China’s Himalayan Salami Tactics
China is applying the same strategy on the roof of the world that has driven its expansion in the South China Sea: gradual territorial encroachments followed by militarized construction. So far, this slice-by-slice approach is proving just as effective on land as it has been at sea.
NEW DELHI – Emboldened by its cost-free expansion in the South China Sea, Chinese President Xi Jinping’s regime has stepped up efforts to replicate that model in the Himalayas. In particular, China is aggressively building many new villages in disputed borderlands to extend or consolidate its control over strategically important areas that India, Bhutan, and Nepal maintain fall within their national boundaries.
Underscoring the strategic implications of China’s drive to populate these desolate, uninhabited border areas is its major buildup of new military facilities there. The new installations range from electronic warfare stations and air defense sites to underground ammunition depots.
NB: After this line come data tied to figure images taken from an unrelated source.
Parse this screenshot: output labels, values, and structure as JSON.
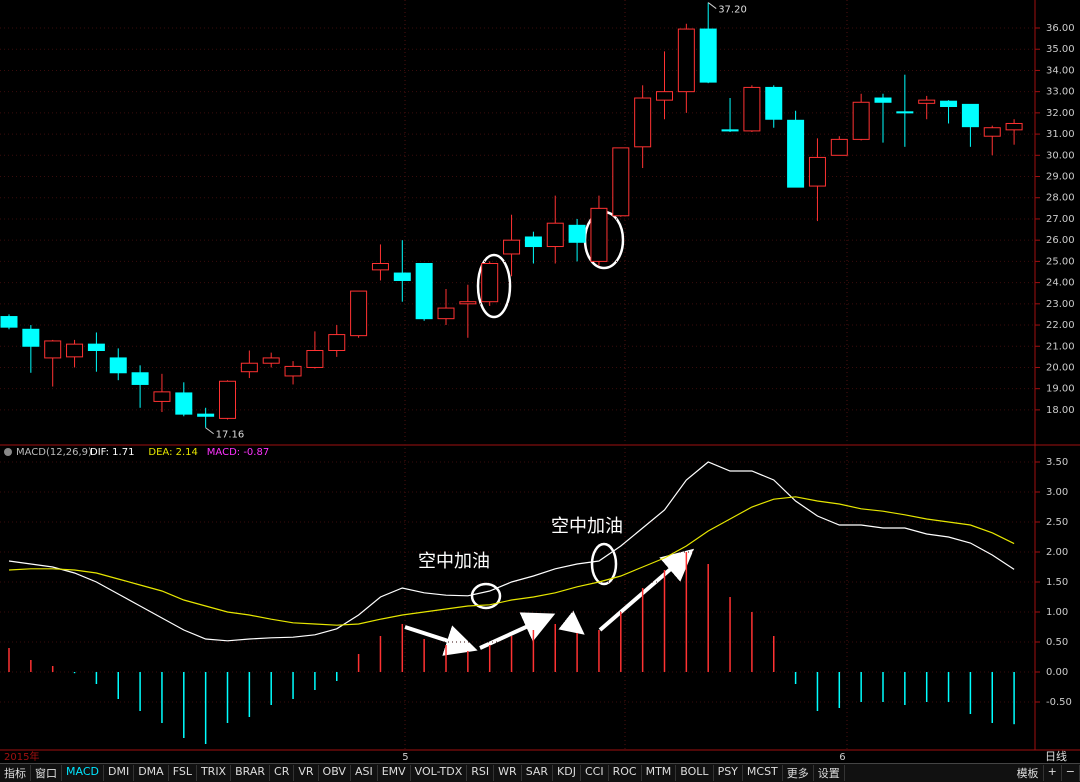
{
  "chart_data": [
    {
      "type": "candlestick",
      "up_color": "#ff3232",
      "down_color": "#00ffff",
      "open": [
        22.4,
        21.8,
        20.45,
        20.5,
        21.1,
        20.45,
        19.75,
        18.4,
        18.8,
        17.8,
        17.6,
        19.8,
        20.2,
        19.6,
        20.0,
        20.8,
        21.5,
        24.6,
        24.45,
        24.9,
        22.3,
        23.0,
        23.1,
        25.35,
        26.15,
        25.7,
        26.7,
        25.0,
        27.15,
        30.4,
        32.6,
        33.0,
        35.95,
        31.2,
        31.15,
        33.2,
        31.65,
        28.55,
        30.0,
        30.75,
        32.7,
        32.05,
        32.45,
        32.55,
        32.4,
        30.9,
        31.2
      ],
      "high": [
        22.5,
        22.0,
        21.3,
        21.3,
        21.65,
        20.9,
        20.1,
        19.7,
        19.3,
        18.1,
        19.4,
        20.8,
        20.7,
        20.3,
        21.7,
        22.0,
        23.6,
        25.8,
        26.0,
        24.9,
        23.7,
        23.9,
        25.0,
        27.2,
        26.4,
        28.1,
        27.0,
        28.1,
        30.35,
        33.3,
        34.9,
        36.2,
        37.2,
        32.7,
        33.3,
        33.3,
        32.1,
        30.8,
        30.9,
        32.9,
        32.9,
        33.8,
        32.8,
        32.6,
        32.4,
        31.4,
        31.7
      ],
      "low": [
        21.8,
        19.75,
        19.1,
        20.0,
        19.8,
        19.4,
        18.1,
        17.9,
        17.7,
        17.16,
        17.55,
        19.5,
        20.0,
        19.2,
        19.95,
        20.5,
        21.4,
        24.1,
        23.1,
        22.2,
        22.0,
        21.4,
        22.9,
        24.3,
        24.9,
        24.9,
        25.0,
        24.8,
        27.1,
        29.4,
        31.7,
        32.0,
        33.4,
        31.1,
        31.1,
        31.3,
        28.5,
        26.9,
        30.0,
        30.7,
        30.6,
        30.4,
        31.7,
        31.5,
        30.4,
        30.0,
        30.5
      ],
      "close": [
        21.9,
        21.0,
        21.25,
        21.1,
        20.8,
        19.75,
        19.2,
        18.85,
        17.8,
        17.7,
        19.35,
        20.2,
        20.45,
        20.05,
        20.8,
        21.55,
        23.6,
        24.9,
        24.1,
        22.3,
        22.8,
        23.1,
        24.9,
        26.0,
        25.7,
        26.8,
        25.9,
        27.5,
        30.35,
        32.7,
        33.0,
        35.95,
        33.45,
        31.15,
        33.2,
        31.7,
        28.5,
        29.9,
        30.75,
        32.5,
        32.5,
        32.0,
        32.6,
        32.3,
        31.35,
        31.3,
        31.5
      ],
      "high_label": "37.20",
      "low_label": "17.16",
      "ylim": [
        16.44,
        37.32
      ],
      "yticks": [
        {
          "value": 18,
          "label": "18.00"
        },
        {
          "value": 19,
          "label": "19.00"
        },
        {
          "value": 20,
          "label": "20.00"
        },
        {
          "value": 21,
          "label": "21.00"
        },
        {
          "value": 22,
          "label": "22.00"
        },
        {
          "value": 23,
          "label": "23.00"
        },
        {
          "value": 24,
          "label": "24.00"
        },
        {
          "value": 25,
          "label": "25.00"
        },
        {
          "value": 26,
          "label": "26.00"
        },
        {
          "value": 27,
          "label": "27.00"
        },
        {
          "value": 28,
          "label": "28.00"
        },
        {
          "value": 29,
          "label": "29.00"
        },
        {
          "value": 30,
          "label": "30.00"
        },
        {
          "value": 31,
          "label": "31.00"
        },
        {
          "value": 32,
          "label": "32.00"
        },
        {
          "value": 33,
          "label": "33.00"
        },
        {
          "value": 34,
          "label": "34.00"
        },
        {
          "value": 35,
          "label": "35.00"
        },
        {
          "value": 36,
          "label": "36.00"
        }
      ]
    },
    {
      "type": "macd",
      "indicator": "MACD(12,26,9)",
      "period": "日线",
      "categories": [
        "2015年",
        null,
        null,
        null,
        null,
        null,
        null,
        null,
        null,
        null,
        null,
        null,
        null,
        null,
        null,
        null,
        null,
        null,
        "5",
        null,
        null,
        null,
        null,
        null,
        null,
        null,
        null,
        null,
        null,
        null,
        null,
        null,
        null,
        null,
        null,
        null,
        null,
        null,
        "6",
        null,
        null,
        null,
        null,
        null,
        null,
        null,
        null
      ],
      "series": [
        {
          "label": "DIF: 1.71",
          "color": "#ffffff",
          "style": "line",
          "values": [
            1.85,
            1.8,
            1.75,
            1.65,
            1.5,
            1.3,
            1.1,
            0.9,
            0.7,
            0.55,
            0.52,
            0.55,
            0.57,
            0.58,
            0.62,
            0.72,
            0.95,
            1.25,
            1.4,
            1.32,
            1.28,
            1.27,
            1.35,
            1.5,
            1.6,
            1.72,
            1.8,
            1.85,
            2.1,
            2.4,
            2.7,
            3.2,
            3.5,
            3.35,
            3.35,
            3.2,
            2.85,
            2.6,
            2.45,
            2.45,
            2.4,
            2.4,
            2.3,
            2.25,
            2.15,
            1.95,
            1.71
          ]
        },
        {
          "label": "DEA: 2.14",
          "color": "#e6e600",
          "style": "line",
          "values": [
            1.7,
            1.72,
            1.72,
            1.7,
            1.65,
            1.55,
            1.45,
            1.35,
            1.2,
            1.1,
            1.0,
            0.95,
            0.88,
            0.82,
            0.8,
            0.78,
            0.8,
            0.88,
            0.95,
            1.0,
            1.05,
            1.1,
            1.12,
            1.2,
            1.25,
            1.32,
            1.42,
            1.5,
            1.6,
            1.75,
            1.9,
            2.1,
            2.35,
            2.55,
            2.75,
            2.88,
            2.92,
            2.85,
            2.8,
            2.72,
            2.68,
            2.62,
            2.55,
            2.5,
            2.45,
            2.32,
            2.14
          ]
        },
        {
          "label": "MACD: -0.87",
          "color": "#ff33ff",
          "style": "bar",
          "up_color": "#ff3232",
          "down_color": "#00ffff",
          "values": [
            0.4,
            0.2,
            0.1,
            -0.02,
            -0.2,
            -0.45,
            -0.65,
            -0.85,
            -1.1,
            -1.2,
            -0.85,
            -0.75,
            -0.55,
            -0.45,
            -0.3,
            -0.15,
            0.3,
            0.6,
            0.8,
            0.55,
            0.45,
            0.35,
            0.45,
            0.6,
            0.7,
            0.8,
            0.65,
            0.7,
            1.0,
            1.4,
            1.7,
            2.0,
            1.8,
            1.25,
            1.0,
            0.6,
            -0.2,
            -0.65,
            -0.6,
            -0.5,
            -0.5,
            -0.55,
            -0.5,
            -0.5,
            -0.7,
            -0.85,
            -0.87
          ]
        }
      ],
      "annotations": [
        "空中加油",
        "空中加油"
      ],
      "ylim": [
        -1.3,
        3.6
      ],
      "yticks": [
        {
          "value": -0.5,
          "label": "-0.50"
        },
        {
          "value": 0,
          "label": "0.00"
        },
        {
          "value": 0.5,
          "label": "0.50"
        },
        {
          "value": 1,
          "label": "1.00"
        },
        {
          "value": 1.5,
          "label": "1.50"
        },
        {
          "value": 2,
          "label": "2.00"
        },
        {
          "value": 2.5,
          "label": "2.50"
        },
        {
          "value": 3,
          "label": "3.00"
        },
        {
          "value": 3.5,
          "label": "3.50"
        }
      ]
    }
  ],
  "toolbar": {
    "tabs": [
      "指标",
      "窗口",
      "MACD",
      "DMI",
      "DMA",
      "FSL",
      "TRIX",
      "BRAR",
      "CR",
      "VR",
      "OBV",
      "ASI",
      "EMV",
      "VOL-TDX",
      "RSI",
      "WR",
      "SAR",
      "KDJ",
      "CCI",
      "ROC",
      "MTM",
      "BOLL",
      "PSY",
      "MCST",
      "更多",
      "设置"
    ],
    "right_tabs": [
      "模板",
      "+",
      "−"
    ]
  }
}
China’s militarized village-building spree has renewed the regional spotlight on Xi’s expansionist strategy at a time when, despite a recent disengagement in one area, tens of thousands of its troops remain locked in multiple standoffs with Indian forces. Recurrent skirmishing began last May after India discovered to its alarm that Chinese forces had stealthily occupied mountaintops and other strategic vantage points in its northernmost Ladakh borderlands.